Tuesday, September 17, 2013

Tay Gavin Erickson Lecture Series


The American Dream Is Not Dreamt in English Only: Latin@s and Linguistic Intolerance in the USA

Ana Celia Zentella, Professor Emerita in the Department of Ethnic Studies at the University of California, San Diego
Tue 1st, October 2013
4:00pm
Cape Cod Lounge, Student Union
Ana Celia Zentella (Ph.D., U. of Pennsylvania), Professor Emerita (Hunter College- CUNY and the University of California, San Diego/Ethnic Studies), is an anthro-political linguist internationally recognized for her research on U.S. Latino languages, language socialization, "Spanglish", and "English-only" laws. Her community ethnography, Growing up Bilingual: Puerto Rican Children in NY (Blackwell, 1997), won awards from the British Ass’n. of Applied Linguistics and the American Ass’n. of Latina and Latino Anthropologists.  She has also edited three volumes, Building on Strength: Language and Literacy in Latino Families and Communities  (2005), Multilingual San Diego: Portraits of Language Loss and Revitalization (2009), and Multilingual Philadelphia: Portraits of Language and Social Change (2010).
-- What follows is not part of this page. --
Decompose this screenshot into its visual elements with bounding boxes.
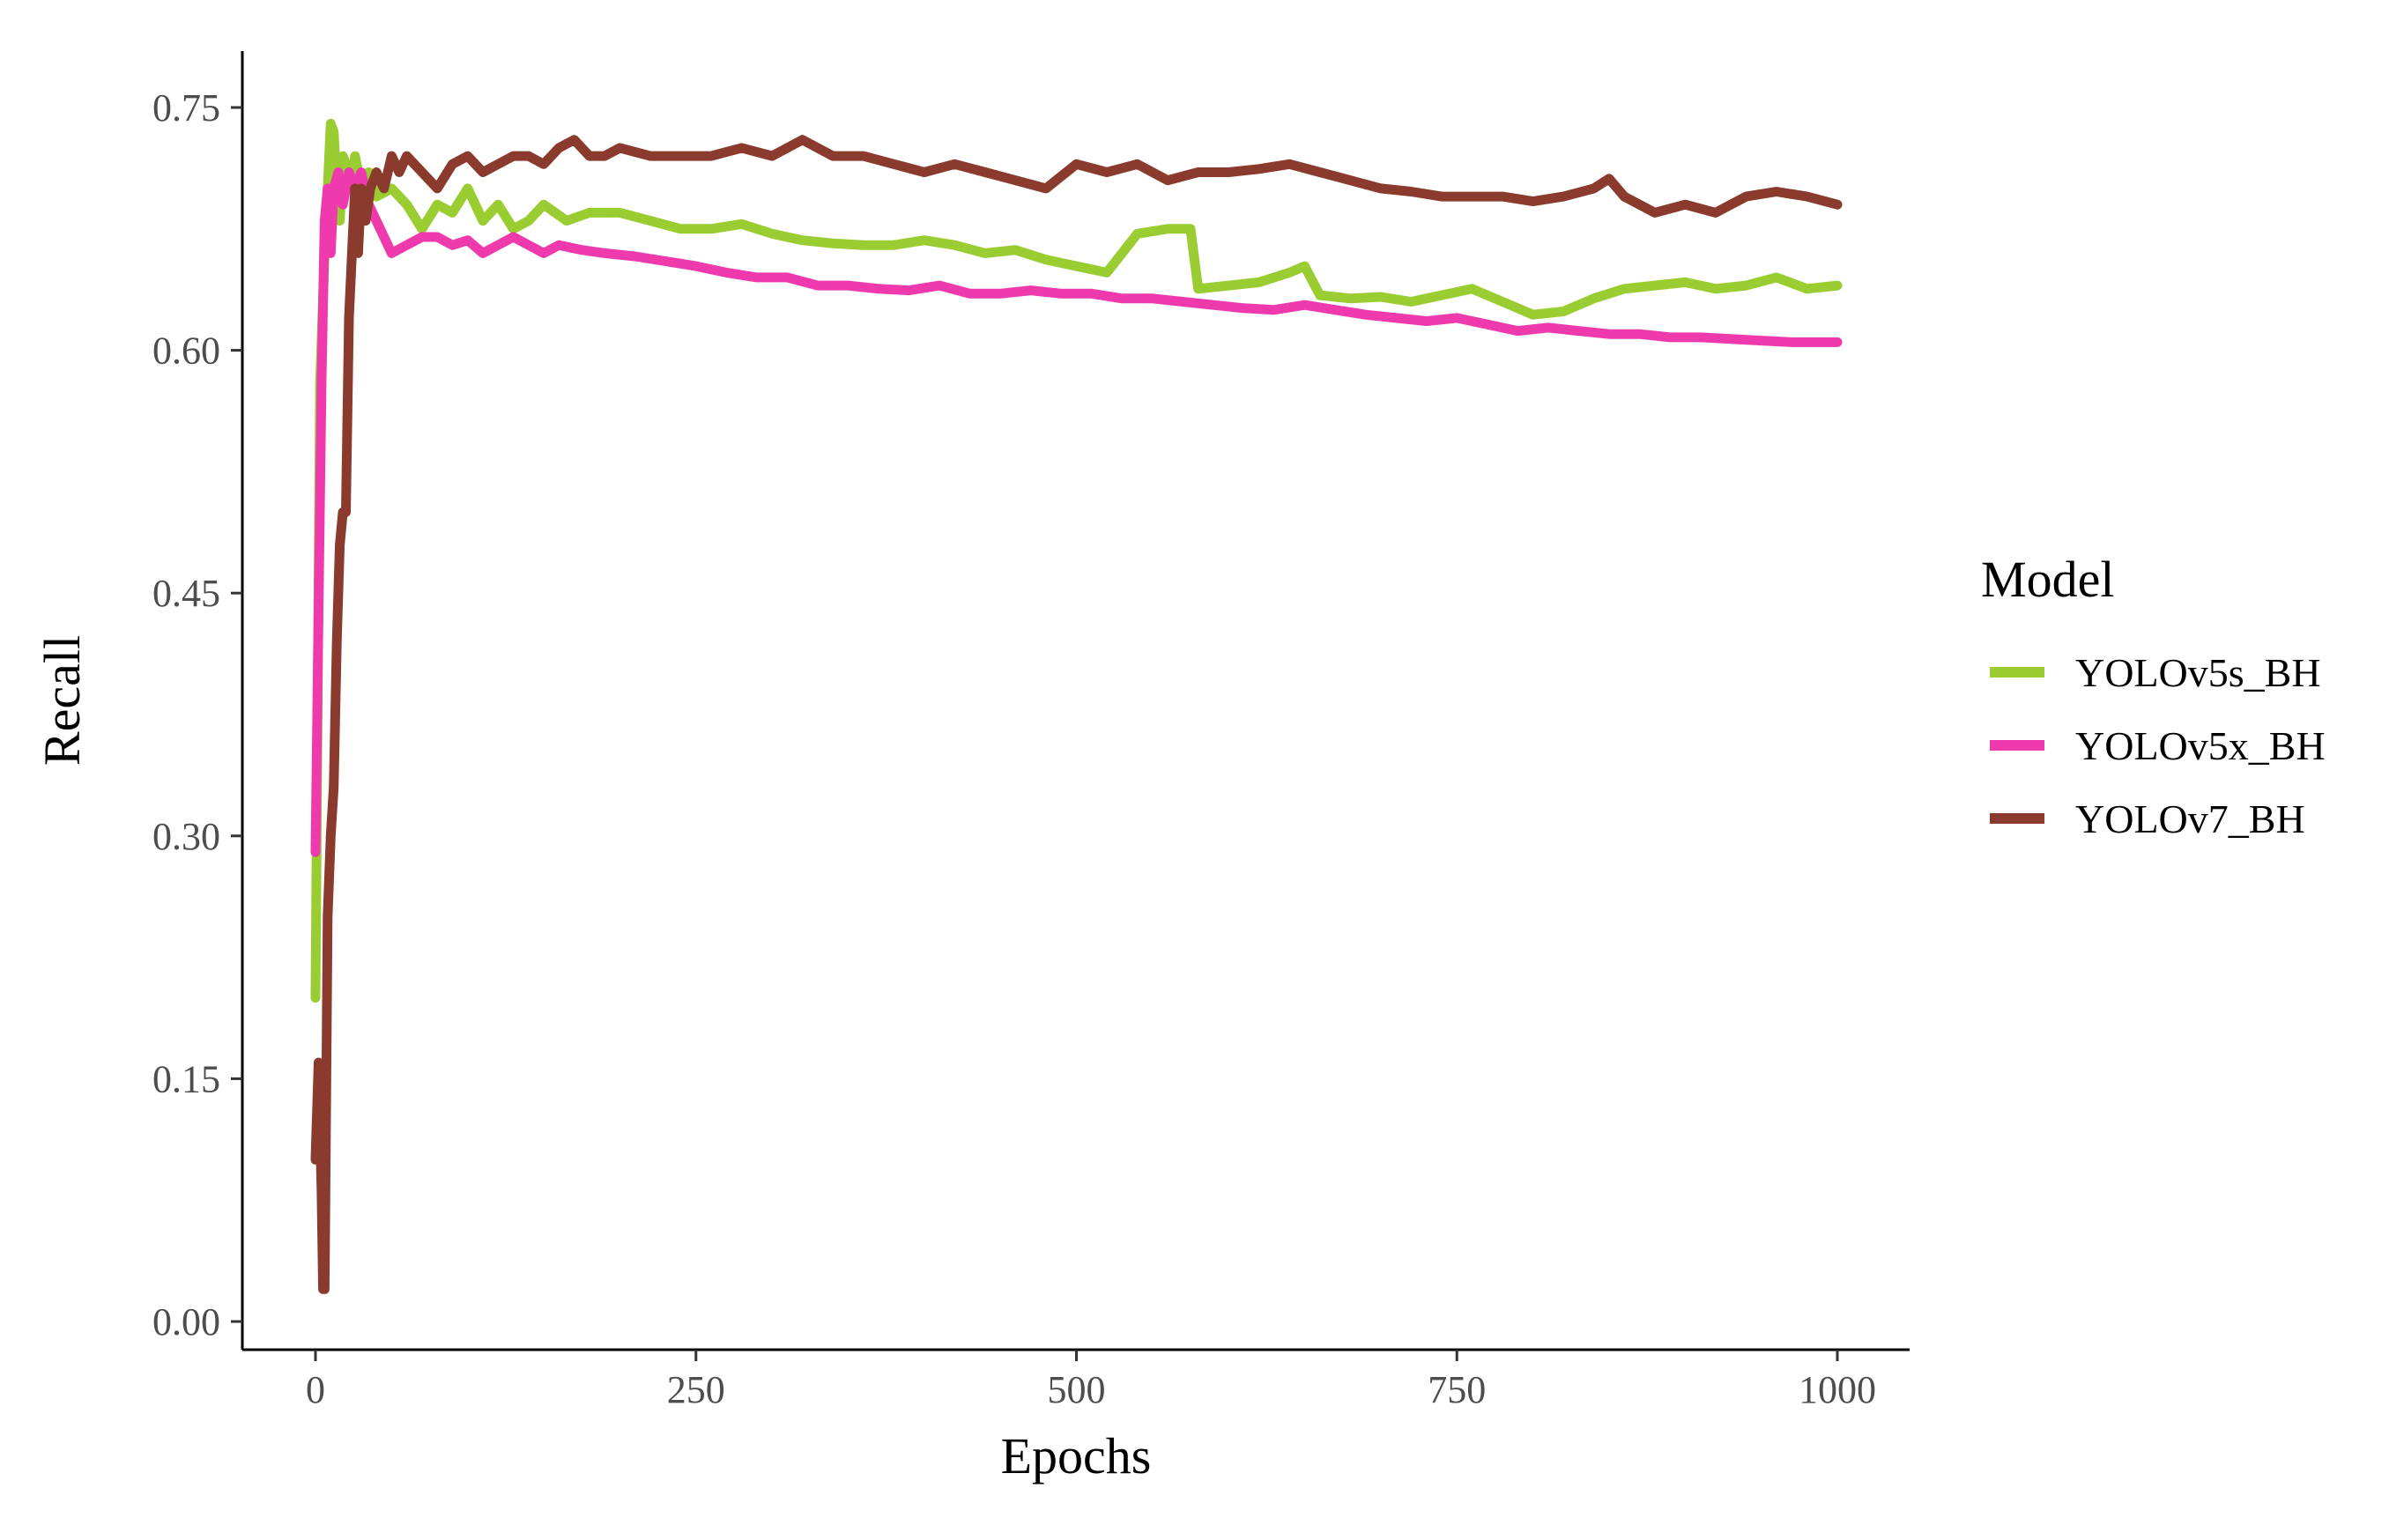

Her latest book, co-authored with Ricardo Otheguy, is a comprehensive sociolinguistic study, Spanish in New York: Language contact, dialectal leveling, and structural continuity (Oxford UP, 2012).
As the proud New York born daughter of a Mexican father and Puerto Rican mother, she was honored when Manhattan's Borough President, Ruth Messinger, declared October 30, 1996  “Doctor Ana Celia Zentella Day", for “her leading role in building appreciation for language diversity and respect for language rights.”
Professor Zentella chaired the Language and Social Justice Committee of the American Anthropology Association from 2010-12.

This lecture is sponsored by the Five College Lecture Fund and co-sponsored by UMass Amherst Center for Research on Families’ Tay Gavin Erickson Lecture Series, College of Social and Behavioral Sciences, and Department of Anthropology, and the Department of Spanish at Amherst College, the Department of Sociology and American Studies at Hampshire College, the Department of Spanish, Latina/o, and Latin American Studies at Mount Holyoke College, and Latin American and Latino/a Studies and Department of Sociology at Smith College.